Salisbury cathedral was built within one century, dedicated in 1258 and has no substantial later additions. It is the finest example of the Early English Gothic style of architecture in Britain with the tallest spire reaching 123 m (404 feet).

There is a convenient Park & Ride taking you into the centre or a very large car park adjacent to the Salisbury Playhouse and Civic Hall.  Our favourite two restaurants are Anokaa serving very exquisite Indian food and Charter 1277 serving superb modern English and European cuisine.

Stonehenge

Stonehenge is just 14 miles drive from us (30 mins). There is even a greenlane route for those with 4x4’s. The first monument at Stonehenge (of around 3,000 BC) consisted of a circular ditch and bank (about 100 metres in diameter), possibly with a ring of 56 wooden posts, the pits for which are now called Aubrey Holes, after the 17th century Wiltshire antiquarian John Aubrey.
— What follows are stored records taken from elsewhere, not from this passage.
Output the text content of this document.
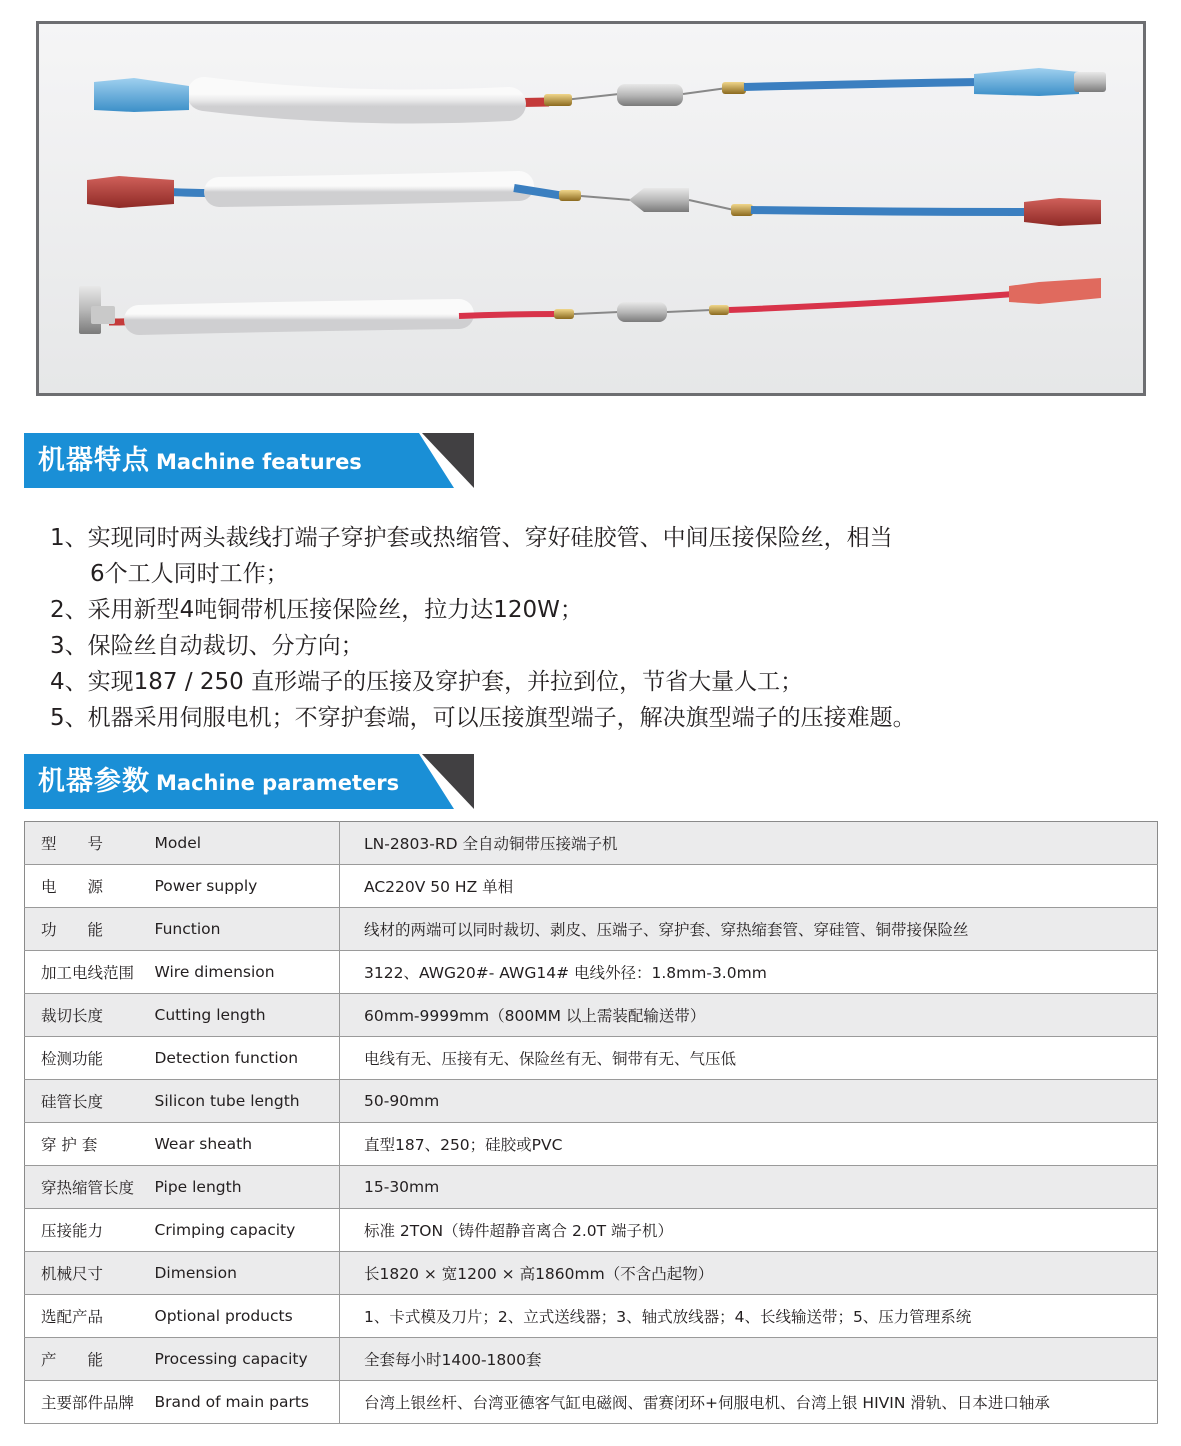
机器特点 Machine features
1、实现同时两头裁线打端子穿护套或热缩管、穿好硅胶管、中间压接保险丝，相当
6个工人同时工作；
2、采用新型4吨铜带机压接保险丝，拉力达120W；
3、保险丝自动裁切、分方向；
4、实现187 / 250 直形端子的压接及穿护套，并拉到位，节省大量人工；
5、机器采用伺服电机；不穿护套端，可以压接旗型端子，解决旗型端子的压接难题。
机器参数 Machine parameters
型　　号	Model	LN-2803-RD 全自动铜带压接端子机
电　　源	Power supply	AC220V 50 HZ 单相
功　　能	Function	线材的两端可以同时裁切、剥皮、压端子、穿护套、穿热缩套管、穿硅管、铜带接保险丝
加工电线范围	Wire dimension	3122、AWG20#- AWG14# 电线外径：1.8mm-3.0mm
裁切长度	Cutting length	60mm-9999mm（800MM 以上需装配输送带）
检测功能	Detection function	电线有无、压接有无、保险丝有无、铜带有无、气压低
硅管长度	Silicon tube length	50-90mm
穿 护 套	Wear sheath	直型187、250；硅胶或PVC
穿热缩管长度	Pipe length	15-30mm
压接能力	Crimping capacity	标准 2TON（铸件超静音离合 2.0T 端子机）
机械尺寸	Dimension	长1820 × 宽1200 × 高1860mm（不含凸起物）
选配产品	Optional products	1、卡式模及刀片；2、立式送线器；3、轴式放线器；4、长线输送带；5、压力管理系统
产　　能	Processing capacity	全套每小时1400-1800套
主要部件品牌	Brand of main parts	台湾上银丝杆、台湾亚德客气缸电磁阀、雷赛闭环+伺服电机、台湾上银 HIVIN 滑轨、日本进口轴承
Some 4-500 years later the first stones arrived: these were bluestones, transported over 240 km (150 miles) from the Preseli Hills in Pembrokeshire, West Wales. Paired bluestones were erected in an arc to the north east of the centre of the monument. Shortly afterwards this was dismantled, and replaced by an arrangement of stones which included the much larger super-hard 'sarsen' stones from the nearby Marlborough Downs.

The New Forest National Park

We are only 10 miles from Landford at the Northern edge of the forest. There are few other places in England where the ancient landscape has remained so unchanged.

Certain rights, some of them still in force, were granted to the Forest dwellers: pasturage, the right to graze livestock; turbage, the right to cut turf; estover, the right to cut wood for fires; pannage, the right to let pigs forage for food.
It’s now a wonderful place for walking, riding, cycling or driving around. The wildlife is still free to wander as there are few fences, so expect wild ponies, cattle and pigs on the roadsides and in the villages.

In 1079 when William The Conqueror named the area his ‘new hunting forest', little could he imagine that nearly 1000 years later his ‘Nova Foresta' would still retain its mystery and romance.  

We are only 30 miles from Longleat. (1 hour by car) Opened in 1966, Longleat was the first ever Safari Park outside Africa. Your drive-through safari adventure will take you unbelievably close to creatures you’ve only dreamed about.